Giulio-Enrico Pisani,
Lux. 7 Juillet 2011
Les regards de soi(e) de Laurent Fels
Et voici le dernier recueil de
poèmes de Laurent Fels, dont je présente les oeuvres dans notre bonne vieille
Zeitung depuis plus de six ans.[1] Regards de soie est un très beau
livre trilingue magnifiquement illustré par la photographe paysagiste chinoise
Mena Sae-Chan,[2] traduit en chinois
par Yasha,[3] et en anglais par
Jean-François Sené.[4] Minimaliste au point qu’une de ses pages peut
ne contenir que neuf mots, Laurent Fels semble presque, après l’avoir sans
doute crainte, viser la page blanche.
Selon notre correspondant, le poéticien et poète Jalel El Gharbi, sa
poésie peut nous faire «penser (...) aux oeuvres de Malevitch scindant l'objet en
deux (dans ce qu'on pourrait appeler une poétique de la fissure)». Bon, on n’en est pas encore au fameux «carré
blanc sur fond blanc», mais Stéphane Mallarmé n’est pas loin, qui dit: «Nommer un objet, c'est
supprimer les trois
quarts de la jouissance du poème qui est faite du bonheur de deviner peu à peu; le suggérer, voilà le rêve!»? Ce principe fondateur du minimalisme
poétique, que Mallarmé a énoncé avant de le noyer dans sa prolixité, mit
un bout de temps à trouver ses adeptes.
Les mots qui
importent seraient-ils donc ceux qu’on n’écrit ni ne lit? Les fameux non-dits? Et pourquoi ce qui est si fréquent dans la
vraie vie, le sous-entendu, la circonlocution, l’invisible, le «tourner autour
du pot» ne serait-il pas possible en poésie, genre littéraire où, justement, presque
tout est permis? Laurent tournerait-il
autour des mots? Oui, mais seulement
pour mieux en définir certains, les situer – heureux élus – au milieu de la
feuille blanche, des non-dits ou de leur résidu: son poème. Et pourquoi décrirait-on tout ce qui s’agite
autour d’un feu de camp, lorsque, placé dans tel contexte, le terme «feu»

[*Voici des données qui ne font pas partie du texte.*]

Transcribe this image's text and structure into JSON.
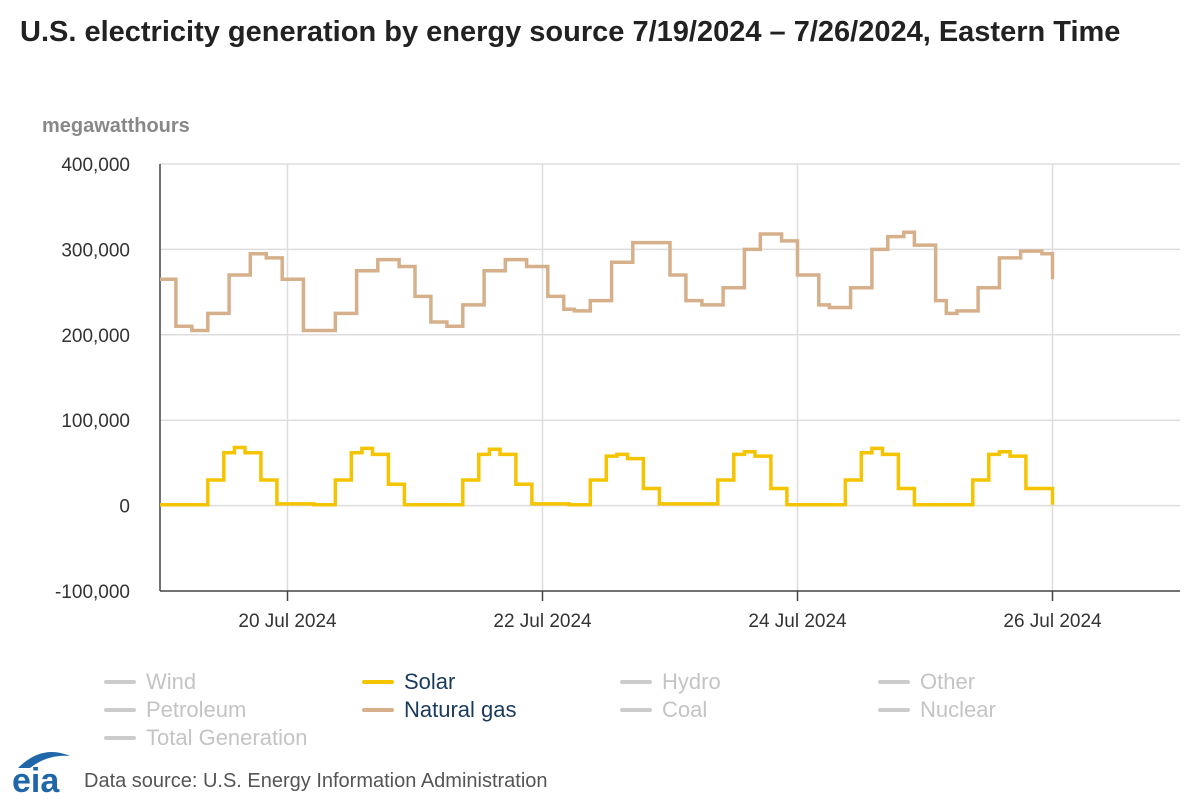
{
  "header": {
    "title": "U.S. electricity generation by energy source 7/19/2024 – 7/26/2024, Eastern Time"
  },
  "footer": {
    "source": "Data source: U.S. Energy Information Administration",
    "logo_text": "eia"
  },
  "colors": {
    "solar": "#f5c400",
    "natural_gas": "#d6b08a",
    "inactive": "#cccccc",
    "active_text": "#1a3a5c",
    "inactive_text": "#c4c4c4",
    "grid": "#dddddd",
    "logo_blue": "#1f67a8"
  },
  "legend": [
    {
      "name": "Wind",
      "active": false
    },
    {
      "name": "Solar",
      "active": true,
      "color": "#f5c400"
    },
    {
      "name": "Hydro",
      "active": false
    },
    {
      "name": "Other",
      "active": false
    },
    {
      "name": "Petroleum",
      "active": false
    },
    {
      "name": "Natural gas",
      "active": true,
      "color": "#d6b08a"
    },
    {
      "name": "Coal",
      "active": false
    },
    {
      "name": "Nuclear",
      "active": false
    },
    {
      "name": "Total Generation",
      "active": false
    }
  ],
  "chart_data": {
    "type": "line",
    "title": "U.S. electricity generation by energy source 7/19/2024 – 7/26/2024, Eastern Time",
    "ylabel": "megawatthours",
    "ylim": [
      -100000,
      400000
    ],
    "yticks": [
      -100000,
      0,
      100000,
      200000,
      300000,
      400000
    ],
    "ytick_labels": [
      "-100,000",
      "0",
      "100,000",
      "200,000",
      "300,000",
      "400,000"
    ],
    "xlim": [
      "2024-07-19T00:00",
      "2024-07-27T00:00"
    ],
    "xticks": [
      "2024-07-20",
      "2024-07-22",
      "2024-07-24",
      "2024-07-26"
    ],
    "xtick_labels": [
      "20 Jul 2024",
      "22 Jul 2024",
      "24 Jul 2024",
      "26 Jul 2024"
    ],
    "grid": true,
    "step": true,
    "legend_position": "bottom",
    "series": [
      {
        "name": "Natural gas",
        "color": "#d6b08a",
        "points": [
          [
            "2024-07-19T00:00",
            265000
          ],
          [
            "2024-07-19T03:00",
            210000
          ],
          [
            "2024-07-19T06:00",
            205000
          ],
          [
            "2024-07-19T09:00",
            225000
          ],
          [
            "2024-07-19T13:00",
            270000
          ],
          [
            "2024-07-19T17:00",
            295000
          ],
          [
            "2024-07-19T20:00",
            290000
          ],
          [
            "2024-07-19T23:00",
            265000
          ],
          [
            "2024-07-20T03:00",
            205000
          ],
          [
            "2024-07-20T06:00",
            205000
          ],
          [
            "2024-07-20T09:00",
            225000
          ],
          [
            "2024-07-20T13:00",
            275000
          ],
          [
            "2024-07-20T17:00",
            288000
          ],
          [
            "2024-07-20T21:00",
            280000
          ],
          [
            "2024-07-21T00:00",
            245000
          ],
          [
            "2024-07-21T03:00",
            215000
          ],
          [
            "2024-07-21T06:00",
            210000
          ],
          [
            "2024-07-21T09:00",
            235000
          ],
          [
            "2024-07-21T13:00",
            275000
          ],
          [
            "2024-07-21T17:00",
            288000
          ],
          [
            "2024-07-21T21:00",
            280000
          ],
          [
            "2024-07-22T01:00",
            245000
          ],
          [
            "2024-07-22T04:00",
            230000
          ],
          [
            "2024-07-22T06:00",
            228000
          ],
          [
            "2024-07-22T09:00",
            240000
          ],
          [
            "2024-07-22T13:00",
            285000
          ],
          [
            "2024-07-22T17:00",
            308000
          ],
          [
            "2024-07-22T20:00",
            308000
          ],
          [
            "2024-07-23T00:00",
            270000
          ],
          [
            "2024-07-23T03:00",
            240000
          ],
          [
            "2024-07-23T06:00",
            235000
          ],
          [
            "2024-07-23T10:00",
            255000
          ],
          [
            "2024-07-23T14:00",
            300000
          ],
          [
            "2024-07-23T17:00",
            318000
          ],
          [
            "2024-07-23T21:00",
            310000
          ],
          [
            "2024-07-24T00:00",
            270000
          ],
          [
            "2024-07-24T04:00",
            235000
          ],
          [
            "2024-07-24T06:00",
            232000
          ],
          [
            "2024-07-24T10:00",
            255000
          ],
          [
            "2024-07-24T14:00",
            300000
          ],
          [
            "2024-07-24T17:00",
            315000
          ],
          [
            "2024-07-24T20:00",
            320000
          ],
          [
            "2024-07-24T22:00",
            305000
          ],
          [
            "2024-07-25T02:00",
            240000
          ],
          [
            "2024-07-25T04:00",
            225000
          ],
          [
            "2024-07-25T06:00",
            228000
          ],
          [
            "2024-07-25T10:00",
            255000
          ],
          [
            "2024-07-25T14:00",
            290000
          ],
          [
            "2024-07-25T18:00",
            298000
          ],
          [
            "2024-07-25T22:00",
            295000
          ],
          [
            "2024-07-26T00:00",
            265000
          ]
        ]
      },
      {
        "name": "Solar",
        "color": "#f5c400",
        "points": [
          [
            "2024-07-19T00:00",
            1000
          ],
          [
            "2024-07-19T05:00",
            1000
          ],
          [
            "2024-07-19T09:00",
            30000
          ],
          [
            "2024-07-19T12:00",
            62000
          ],
          [
            "2024-07-19T14:00",
            68000
          ],
          [
            "2024-07-19T16:00",
            62000
          ],
          [
            "2024-07-19T19:00",
            30000
          ],
          [
            "2024-07-19T22:00",
            2000
          ],
          [
            "2024-07-20T05:00",
            1000
          ],
          [
            "2024-07-20T09:00",
            30000
          ],
          [
            "2024-07-20T12:00",
            62000
          ],
          [
            "2024-07-20T14:00",
            67000
          ],
          [
            "2024-07-20T16:00",
            60000
          ],
          [
            "2024-07-20T19:00",
            25000
          ],
          [
            "2024-07-20T22:00",
            1000
          ],
          [
            "2024-07-21T05:00",
            1000
          ],
          [
            "2024-07-21T09:00",
            30000
          ],
          [
            "2024-07-21T12:00",
            60000
          ],
          [
            "2024-07-21T14:00",
            66000
          ],
          [
            "2024-07-21T16:00",
            60000
          ],
          [
            "2024-07-21T19:00",
            25000
          ],
          [
            "2024-07-21T22:00",
            2000
          ],
          [
            "2024-07-22T05:00",
            1000
          ],
          [
            "2024-07-22T09:00",
            30000
          ],
          [
            "2024-07-22T12:00",
            58000
          ],
          [
            "2024-07-22T14:00",
            60000
          ],
          [
            "2024-07-22T16:00",
            55000
          ],
          [
            "2024-07-22T19:00",
            20000
          ],
          [
            "2024-07-22T22:00",
            2000
          ],
          [
            "2024-07-23T05:00",
            2000
          ],
          [
            "2024-07-23T09:00",
            30000
          ],
          [
            "2024-07-23T12:00",
            60000
          ],
          [
            "2024-07-23T14:00",
            63000
          ],
          [
            "2024-07-23T16:00",
            58000
          ],
          [
            "2024-07-23T19:00",
            20000
          ],
          [
            "2024-07-23T22:00",
            1000
          ],
          [
            "2024-07-24T05:00",
            1000
          ],
          [
            "2024-07-24T09:00",
            30000
          ],
          [
            "2024-07-24T12:00",
            62000
          ],
          [
            "2024-07-24T14:00",
            67000
          ],
          [
            "2024-07-24T16:00",
            60000
          ],
          [
            "2024-07-24T19:00",
            20000
          ],
          [
            "2024-07-24T22:00",
            1000
          ],
          [
            "2024-07-25T05:00",
            1000
          ],
          [
            "2024-07-25T09:00",
            30000
          ],
          [
            "2024-07-25T12:00",
            60000
          ],
          [
            "2024-07-25T14:00",
            63000
          ],
          [
            "2024-07-25T16:00",
            58000
          ],
          [
            "2024-07-25T19:00",
            20000
          ],
          [
            "2024-07-26T00:00",
            1000
          ]
        ]
      }
    ]
  }
}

définit à lui seul la scène, tout comme, un peu plus loin, le mot «braises»
témoignerait que le camp aurait sombré en léthargie? Après tout, Platon est bien mort et nous
sommes quelques lecteurs à être sortis de la caverne.
Certes, mais autant vous le confier
d’emblée: un poème de Laurent frôle en soi le paradoxe en ce qu’il est aussi
léger qu’un fil de soie, mais que sa lecture n’est pas du tout légère. Ses mots, distillés sur le papier avec cette
parcimonie calculée qui en valorise au maximum la richesse et la portée, posent
plus d’une question et notamment: les mots des poètes ont-ils la même
signification que ceux des prosateurs? Parfois, bien sûr, oui, mais, la plupart du
temps et surtout chez Laurent, qui renonce à tout ballast, à tout ce qui ne
sert pas à exprimer son sentiment, leur signification est symbolique, cette
symbolique pouvant elle-même varier selon le contexte poétique. La pierre, par exemple, peut symboliser la force,
la dureté, la maison, le moi, etc. Le
titre, «Regards de soie», pourrait-il signifier autre
chose que l’évident «regards soyeux», c'est-à-dire «regards doux comme la soie»,
traduit presque mot à mot en anglais par «Silky Gazes»? Ne pourrait-on pas imaginer, vu l’importance
de la pierre (pouvant symboliser le moi) tout au long du recueil, que, au lieu
de l’interprétation évidente, on doive creuser dans le subconscient de l’auteur
pour y découvrir une féminisation poétique de «regards de moi», donc de soi-même,
dont soie ne serait qu’une ellipse? La
soie comme féminin du soi?
Le premier
poème du recueil me semble bien éclairer cette réduction et cette symbolique: «écrire
le / loess // qui / habite // la terre /
entre // absence / oubli». Le
loess étant de la pierre recomposée après avoir été détruite, érodée,[5] et le moi en passe d’être soie, écrire pourrait symboliser
la volonté de se connaître, habiter, représenter l’âme, la terre se
référer à la mère, l’absence être manque et l’oubli permettre de
surmonter cette destruction, en faire une translation. À chacun de mettre ce paquet d’hypothèses
(rien n’est sûr en poésie) en musique comme il l’entend, le fait étant qu’aussi
bien l’art que l’écriture ou la musique n’appartiennent plus, dès leur diffusion,
à ceux qui les créent, mais bien à ceux qui en jouissent... comme ils
l’entendent.
Selon Jalel El Gharbi, dans la
poésie felsienne, «... la notion de vers
même est mise à mal, le vers devenant le plus souvent mot – comme pour se
rapprocher de l'instantané d'un cri – ou mieux encore pour se rapprocher de
l'indivisible (...) Cette
prédilection pour l'indivis dit un goût prononcé pour le minéral (roche, silex,
pierre...), cela qui résiste, qui perdure».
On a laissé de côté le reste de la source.